Le garçon se laisse faire. À travers la poitrine de l’ours, il entend battre le cœur de son nouvel ami. Ça fait comme un son de contrebasse.

Trois jours après, Elias s’en va, triste de quitter la famille des ours: c’est si bon, avec eux! Mais il n’a pas le choix.

Il arrive chez le potier, qui est en train de fabriquer un immense pot, une espèce de cruche.

— Tu viens chercher la cruche à feu? demande l’homme. Regarde: il y a des trous pour que les flammes puissent respirer. Tu ajouteras du bois quand les braises deviendront toutes petites. Ainsi, tu pourras faire du feu partout, et la pluie ne l’éteindra pas.

L’enfant attend, impatiemment, que la cruche soit prête. C’est long! Mais finalement, le potier la lui donne.

— Tu peux la prendre, elle est finie. Je te donne aussi des braises, et du bois. Au revoir, Elias!

Le garçon s’en va, emportant, délicatement, son précieux trésor. Il est heureux, même s’il sent encore un peu le froid. Surtout que cette nuit-là est encore plus glaciale que les autres. Brrrr!
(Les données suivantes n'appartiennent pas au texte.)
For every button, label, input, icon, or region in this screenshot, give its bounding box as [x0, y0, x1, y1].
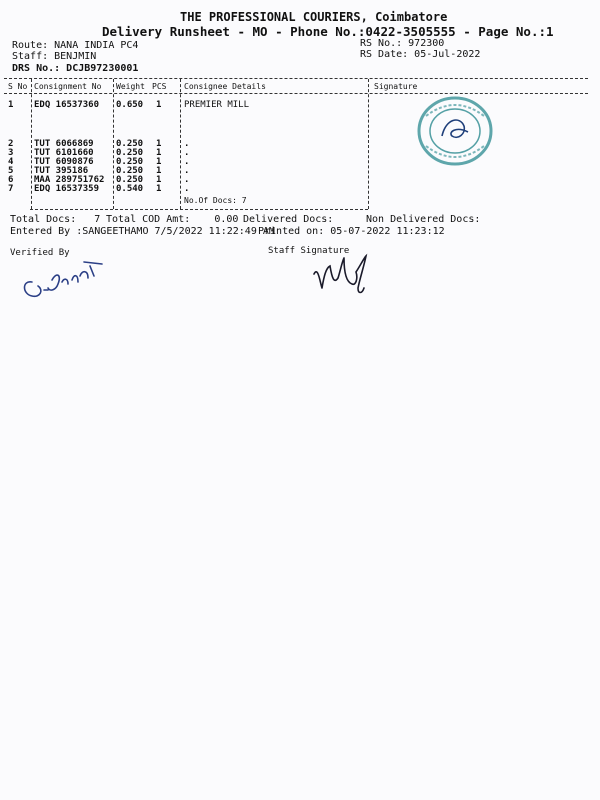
cell-consignment: EDQ 16537359	[34, 184, 100, 194]
col-divider	[31, 79, 32, 209]
delivered-docs: Delivered Docs:	[243, 214, 334, 225]
entered-by: Entered By :SANGEETHAMO 7/5/2022 11:22:49 AM	[10, 226, 275, 237]
cell-consignment: MAA 289751762	[34, 175, 105, 185]
cell-pcs: 1	[156, 139, 162, 149]
rs-date: RS Date: 05-Jul-2022	[360, 49, 481, 60]
non-delivered-docs: Non Delivered Docs:	[366, 214, 481, 225]
verified-by-label: Verified By	[10, 248, 70, 258]
cell-weight: 0.250	[116, 148, 144, 158]
col-header-pcs: PCS	[152, 82, 167, 91]
cell-sno: 5	[8, 166, 14, 176]
col-header-consignee: Consignee Details	[184, 82, 266, 91]
cell-consignee: .	[184, 184, 190, 194]
cell-pcs: 1	[156, 148, 162, 158]
company-seal-stamp	[416, 96, 494, 166]
staff-signature-label: Staff Signature	[268, 246, 350, 256]
col-header-weight: Weight	[116, 82, 145, 91]
cell-pcs: 1	[156, 175, 162, 185]
runsheet-subtitle: Delivery Runsheet - MO - Phone No.:0422-3505555 - Page No.:1	[102, 24, 554, 39]
staff-label: Staff: BENJMIN	[12, 51, 97, 62]
staff-signature	[308, 248, 378, 298]
col-divider	[368, 79, 369, 209]
cell-sno: 1	[8, 100, 14, 110]
cell-consignee: .	[184, 157, 190, 167]
cell-consignee: PREMIER MILL	[184, 100, 250, 110]
cell-consignee: .	[184, 175, 190, 185]
cell-consignee: .	[184, 148, 190, 158]
cell-consignment: EDQ 16537360	[34, 100, 100, 110]
cell-consignment: TUT 6090876	[34, 157, 94, 167]
cell-sno: 4	[8, 157, 14, 167]
cell-weight: 0.250	[116, 139, 144, 149]
col-header-signature: Signature	[374, 82, 418, 91]
cell-sno: 3	[8, 148, 14, 158]
table-header-border	[4, 93, 588, 94]
rs-number: RS No.: 972300	[360, 38, 445, 49]
cell-weight: 0.250	[116, 166, 144, 176]
total-cod-amount: Total COD Amt: 0.00	[106, 214, 239, 225]
no-of-docs: No.Of Docs: 7	[184, 196, 247, 205]
cell-consignment: TUT 6066869	[34, 139, 94, 149]
cell-weight: 0.250	[116, 175, 144, 185]
cell-weight: 0.540	[116, 184, 144, 194]
col-header-sno: S No	[8, 82, 28, 91]
cell-sno: 7	[8, 184, 14, 194]
cell-consignment: TUT 6101660	[34, 148, 94, 158]
table-top-border	[4, 78, 588, 79]
col-header-consignment: Consignment No	[34, 82, 102, 91]
col-divider	[180, 79, 181, 209]
drs-number: DRS No.: DCJB97230001	[12, 63, 139, 74]
table-bottom-border	[30, 209, 368, 210]
printed-on: Printed on: 05-07-2022 11:23:12	[258, 226, 445, 237]
verifier-signature	[18, 252, 108, 302]
route-label: Route: NANA INDIA PC4	[12, 40, 139, 51]
cell-consignee: .	[184, 139, 190, 149]
col-divider	[113, 79, 114, 209]
cell-weight: 0.650	[116, 100, 144, 110]
cell-sno: 2	[8, 139, 14, 149]
total-docs: Total Docs: 7	[10, 214, 101, 225]
cell-pcs: 1	[156, 184, 162, 194]
cell-sno: 6	[8, 175, 14, 185]
cell-consignment: TUT 395186	[34, 166, 89, 176]
cell-pcs: 1	[156, 157, 162, 167]
cell-pcs: 1	[156, 100, 162, 110]
cell-weight: 0.250	[116, 157, 144, 167]
company-title: THE PROFESSIONAL COURIERS, Coimbatore	[180, 10, 448, 24]
cell-pcs: 1	[156, 166, 162, 176]
cell-consignee: .	[184, 166, 190, 176]
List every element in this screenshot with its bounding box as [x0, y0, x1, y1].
C’est une toute petite lumière qui le guide vers une maison, ou plutôt vers une sorte d’abri pour les vaches ou les moutons. Il entre. Il lui semble que tous les courants d’air de la terre se sont donné rendez-vous dans cette étable.
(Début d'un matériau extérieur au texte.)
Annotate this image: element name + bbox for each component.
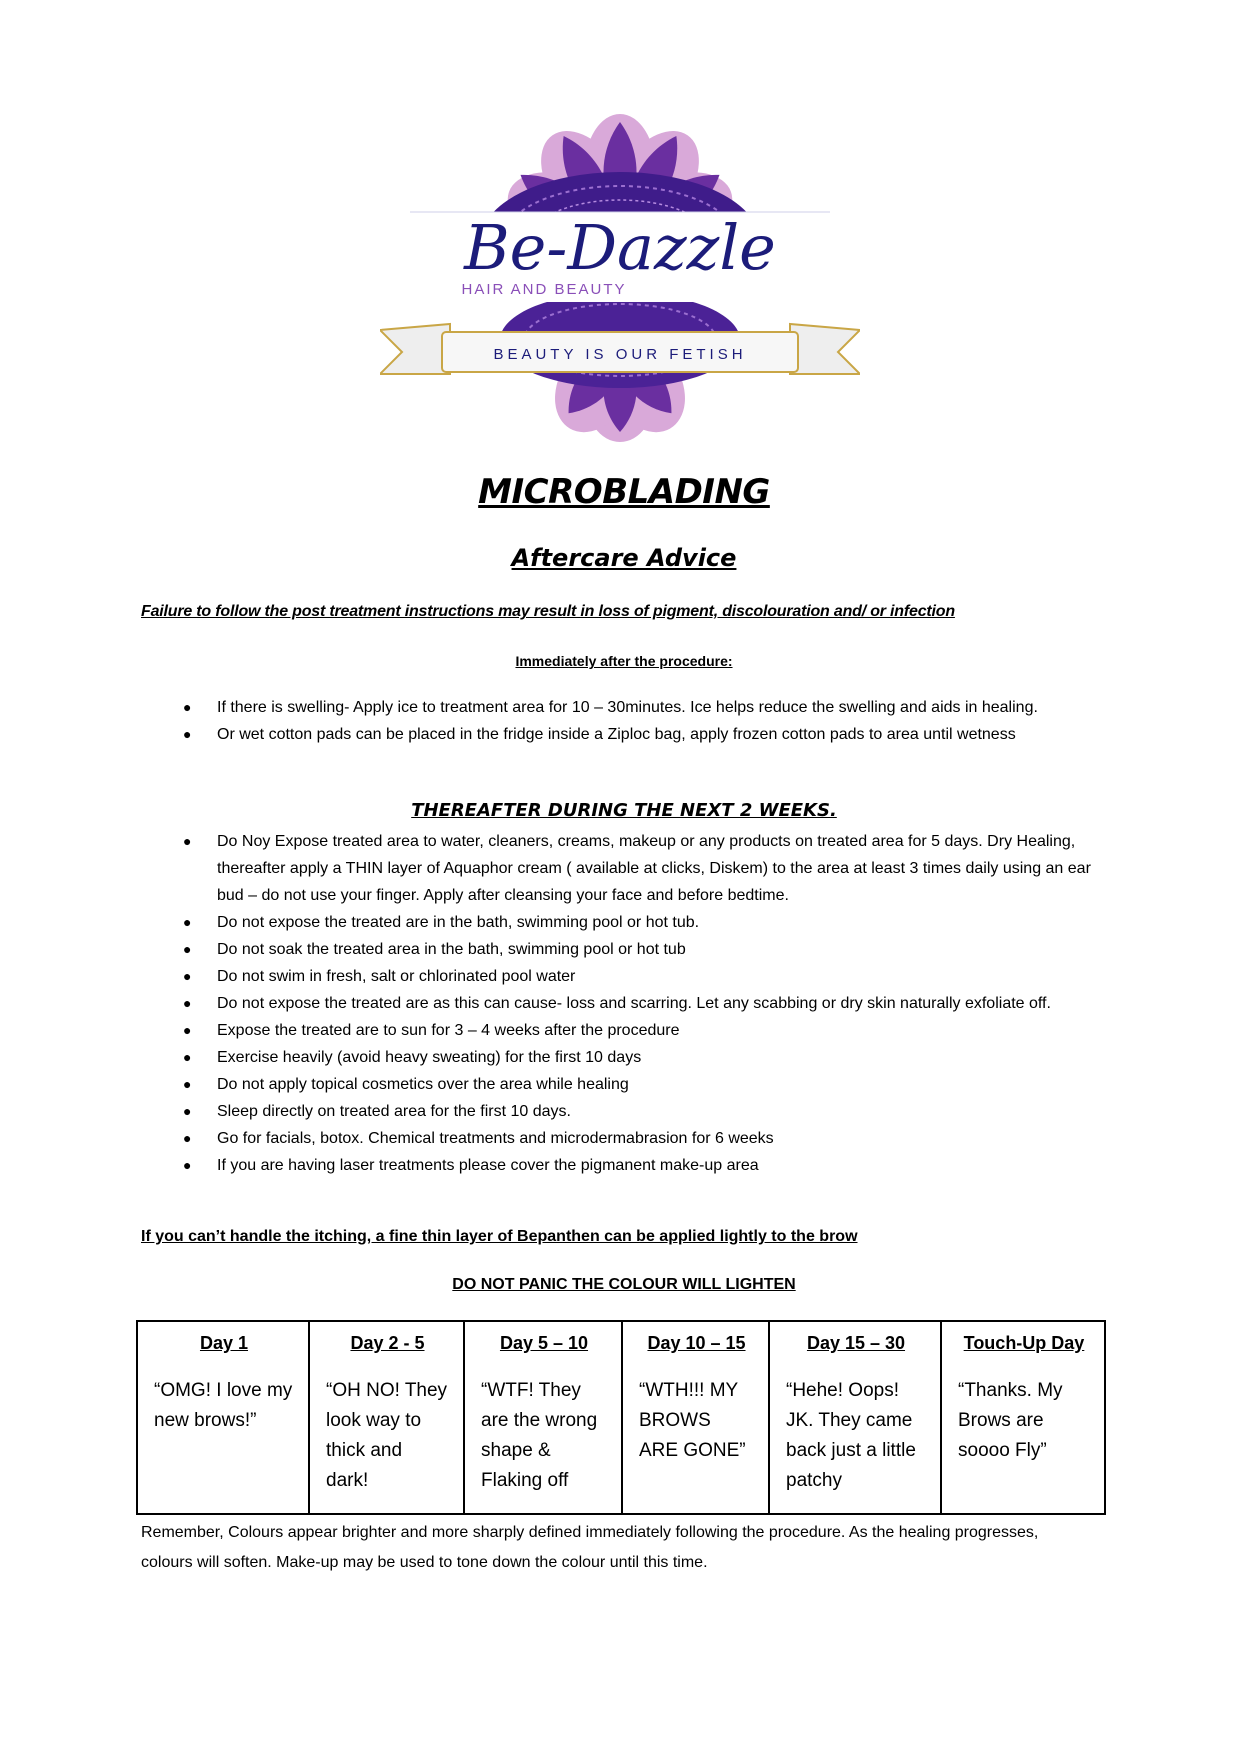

Il y a là un homme et une femme, penchés sur un tas de paille. Et, sur la paille, à côté d’un mouton, il y a... un tout petit bébé.
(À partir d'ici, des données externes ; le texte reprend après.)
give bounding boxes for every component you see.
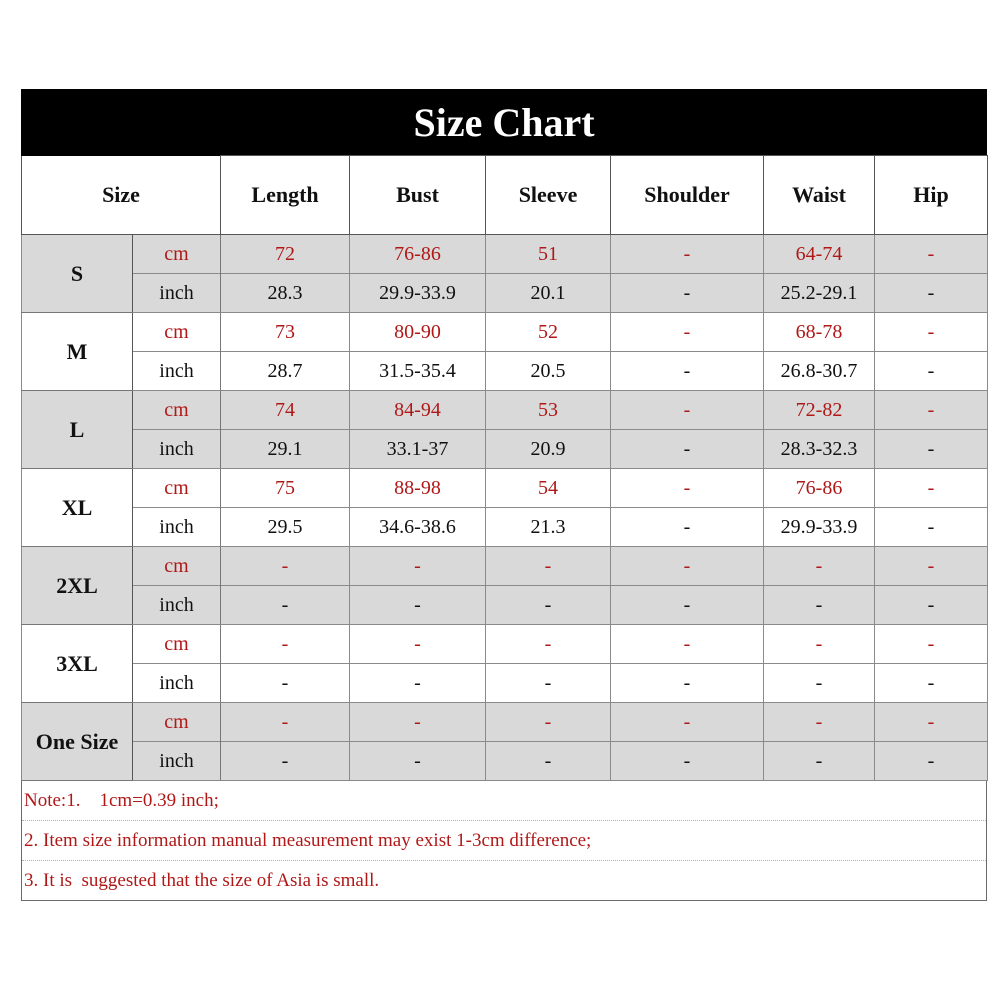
size-row-cm: [22, 313, 988, 352]
measurement-cell: -: [611, 664, 764, 703]
unit-label: inch: [133, 742, 221, 781]
size-label: 3XL: [22, 625, 133, 703]
measurement-cell: 20.1: [486, 274, 611, 313]
measurement-cell: -: [611, 430, 764, 469]
waist-column-header: Waist: [764, 156, 875, 235]
measurement-cell: 31.5-35.4: [350, 352, 486, 391]
measurement-cell: -: [611, 742, 764, 781]
measurement-cell: -: [875, 508, 988, 547]
size-column-header: Size: [22, 156, 221, 235]
size-row-inch: [22, 352, 988, 391]
measurement-cell: -: [764, 742, 875, 781]
measurement-cell: -: [350, 664, 486, 703]
measurement-cell: -: [875, 742, 988, 781]
size-table: [21, 155, 988, 781]
size-row-cm: [22, 703, 988, 742]
header-row: [22, 156, 988, 235]
size-label: 2XL: [22, 547, 133, 625]
measurement-cell: 34.6-38.6: [350, 508, 486, 547]
size-row-inch: [22, 664, 988, 703]
measurement-cell: -: [875, 625, 988, 664]
measurement-cell: -: [611, 313, 764, 352]
size-row-inch: [22, 430, 988, 469]
size-label: One Size: [22, 703, 133, 781]
measurement-cell: 76-86: [350, 235, 486, 274]
measurement-cell: -: [611, 469, 764, 508]
measurement-cell: 21.3: [486, 508, 611, 547]
measurement-cell: 88-98: [350, 469, 486, 508]
unit-label: inch: [133, 664, 221, 703]
measurement-cell: 20.9: [486, 430, 611, 469]
size-row-cm: [22, 235, 988, 274]
length-column-header: Length: [221, 156, 350, 235]
measurement-cell: -: [875, 313, 988, 352]
unit-label: inch: [133, 508, 221, 547]
measurement-cell: -: [611, 508, 764, 547]
measurement-cell: -: [486, 547, 611, 586]
size-label: XL: [22, 469, 133, 547]
measurement-cell: 20.5: [486, 352, 611, 391]
unit-label: cm: [133, 313, 221, 352]
measurement-cell: -: [221, 742, 350, 781]
size-chart-sheet: [21, 89, 987, 901]
measurement-cell: -: [875, 235, 988, 274]
measurement-cell: -: [611, 391, 764, 430]
measurement-cell: -: [875, 664, 988, 703]
measurement-cell: 84-94: [350, 391, 486, 430]
measurement-cell: 29.5: [221, 508, 350, 547]
measurement-cell: -: [486, 703, 611, 742]
bust-column-header: Bust: [350, 156, 486, 235]
measurement-cell: -: [611, 274, 764, 313]
measurement-cell: 33.1-37: [350, 430, 486, 469]
size-table-body: [22, 235, 988, 781]
measurement-cell: 73: [221, 313, 350, 352]
size-label: M: [22, 313, 133, 391]
measurement-cell: -: [221, 586, 350, 625]
measurement-cell: -: [875, 469, 988, 508]
measurement-cell: -: [350, 586, 486, 625]
unit-label: inch: [133, 352, 221, 391]
measurement-cell: -: [611, 547, 764, 586]
measurement-cell: -: [764, 625, 875, 664]
measurement-cell: -: [486, 742, 611, 781]
measurement-cell: -: [221, 703, 350, 742]
measurement-cell: -: [350, 703, 486, 742]
size-row-cm: [22, 547, 988, 586]
measurement-cell: 28.3: [221, 274, 350, 313]
measurement-cell: -: [764, 586, 875, 625]
measurement-cell: -: [611, 625, 764, 664]
measurement-cell: -: [486, 664, 611, 703]
size-label: S: [22, 235, 133, 313]
notes-section: [21, 781, 987, 901]
unit-label: cm: [133, 547, 221, 586]
measurement-cell: -: [875, 430, 988, 469]
shoulder-column-header: Shoulder: [611, 156, 764, 235]
measurement-cell: -: [350, 625, 486, 664]
size-row-cm: [22, 391, 988, 430]
measurement-cell: 29.1: [221, 430, 350, 469]
measurement-cell: -: [611, 235, 764, 274]
sleeve-column-header: Sleeve: [486, 156, 611, 235]
size-row-inch: [22, 508, 988, 547]
measurement-cell: -: [875, 352, 988, 391]
measurement-cell: -: [875, 391, 988, 430]
measurement-cell: 28.3-32.3: [764, 430, 875, 469]
measurement-cell: 80-90: [350, 313, 486, 352]
size-row-inch: [22, 742, 988, 781]
size-row-inch: [22, 586, 988, 625]
measurement-cell: 29.9-33.9: [764, 508, 875, 547]
measurement-cell: -: [875, 586, 988, 625]
unit-label: cm: [133, 469, 221, 508]
measurement-cell: 72-82: [764, 391, 875, 430]
measurement-cell: -: [350, 547, 486, 586]
measurement-cell: -: [611, 352, 764, 391]
hip-column-header: Hip: [875, 156, 988, 235]
unit-label: inch: [133, 274, 221, 313]
unit-label: inch: [133, 586, 221, 625]
measurement-cell: -: [875, 274, 988, 313]
measurement-cell: 76-86: [764, 469, 875, 508]
measurement-cell: 26.8-30.7: [764, 352, 875, 391]
measurement-cell: -: [221, 547, 350, 586]
measurement-cell: 54: [486, 469, 611, 508]
size-row-cm: [22, 469, 988, 508]
unit-label: cm: [133, 703, 221, 742]
measurement-cell: 74: [221, 391, 350, 430]
measurement-cell: 75: [221, 469, 350, 508]
measurement-cell: 53: [486, 391, 611, 430]
measurement-cell: -: [221, 664, 350, 703]
measurement-cell: -: [611, 586, 764, 625]
measurement-cell: -: [764, 703, 875, 742]
measurement-cell: 52: [486, 313, 611, 352]
measurement-cell: 68-78: [764, 313, 875, 352]
measurement-cell: -: [611, 703, 764, 742]
measurement-cell: 29.9-33.9: [350, 274, 486, 313]
measurement-cell: -: [350, 742, 486, 781]
measurement-cell: -: [221, 625, 350, 664]
measurement-cell: 51: [486, 235, 611, 274]
size-row-inch: [22, 274, 988, 313]
measurement-cell: 64-74: [764, 235, 875, 274]
measurement-cell: 25.2-29.1: [764, 274, 875, 313]
note-line: Note:1. 1cm=0.39 inch;: [24, 789, 219, 811]
measurement-cell: -: [764, 547, 875, 586]
measurement-cell: -: [486, 625, 611, 664]
unit-label: inch: [133, 430, 221, 469]
size-label: L: [22, 391, 133, 469]
measurement-cell: 72: [221, 235, 350, 274]
measurement-cell: -: [875, 703, 988, 742]
size-chart-title: Size Chart: [21, 89, 987, 155]
note-line: 2. Item size information manual measurement may exist 1-3cm difference;: [22, 820, 986, 860]
unit-label: cm: [133, 391, 221, 430]
size-row-cm: [22, 625, 988, 664]
measurement-cell: -: [764, 664, 875, 703]
unit-label: cm: [133, 235, 221, 274]
unit-label: cm: [133, 625, 221, 664]
note-line: 3. It is suggested that the size of Asia is small.: [22, 860, 986, 900]
measurement-cell: -: [486, 586, 611, 625]
measurement-cell: -: [875, 547, 988, 586]
measurement-cell: 28.7: [221, 352, 350, 391]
— S’il te plaît, dit l’homme, ferme la porte. Il fait si froid!

— Vous avez froid? demande Elias.

— Oh oui, répond l’homme, terriblement froid. Surtout notre enfant. Nous ne savons plus que faire pour le réchauffer.

Elias est très étonné.

— Mais vous n’êtes pas allés à l’hôtel?

— À l’hôtel? Ils n’ont pas voulu de nous. Et tout est plein.

Le garçon reste longtemps silencieux. ...

Il regarde l’homme, et la femme. Et le bébé.

Puis il se décide.

— Ecoutez... j’ai peut-être une idée. Je vous prête ma cruche à feu. Et puis...

— Et puis? dit la femme.

— Eh bien, je pourrais prendre le petit dans mes bras pour le réchauffer. Comme l’ours m’a montré. Si vous êtes d’accord?

— Oh merci, dit la femme. Tu sauras très bien faire cela, j’en suis sûre.

Elias prend le bébé dans ses bras, doucement, tout contre lui. Il le serre avec précautions. Il le réchauffe. Et tout à coup, mais? Il ne comprend pas ce qui lui arrive. Il sent que son cœur devient chaud, mais chaud... Il y a en lui comme un feu merveilleux, et ça vient de ce petit enfant qu’il tient dans ses bras! Ça vient de la chaleur qu’il a donnée, lui, Elias.

Il se sent tout heureux, comme il ne l’a jamais été. Il se met à chanter, comme un ange... Et on raconte que plus jamais il n’a eu froid, ni sur la peau ni dans son cœur.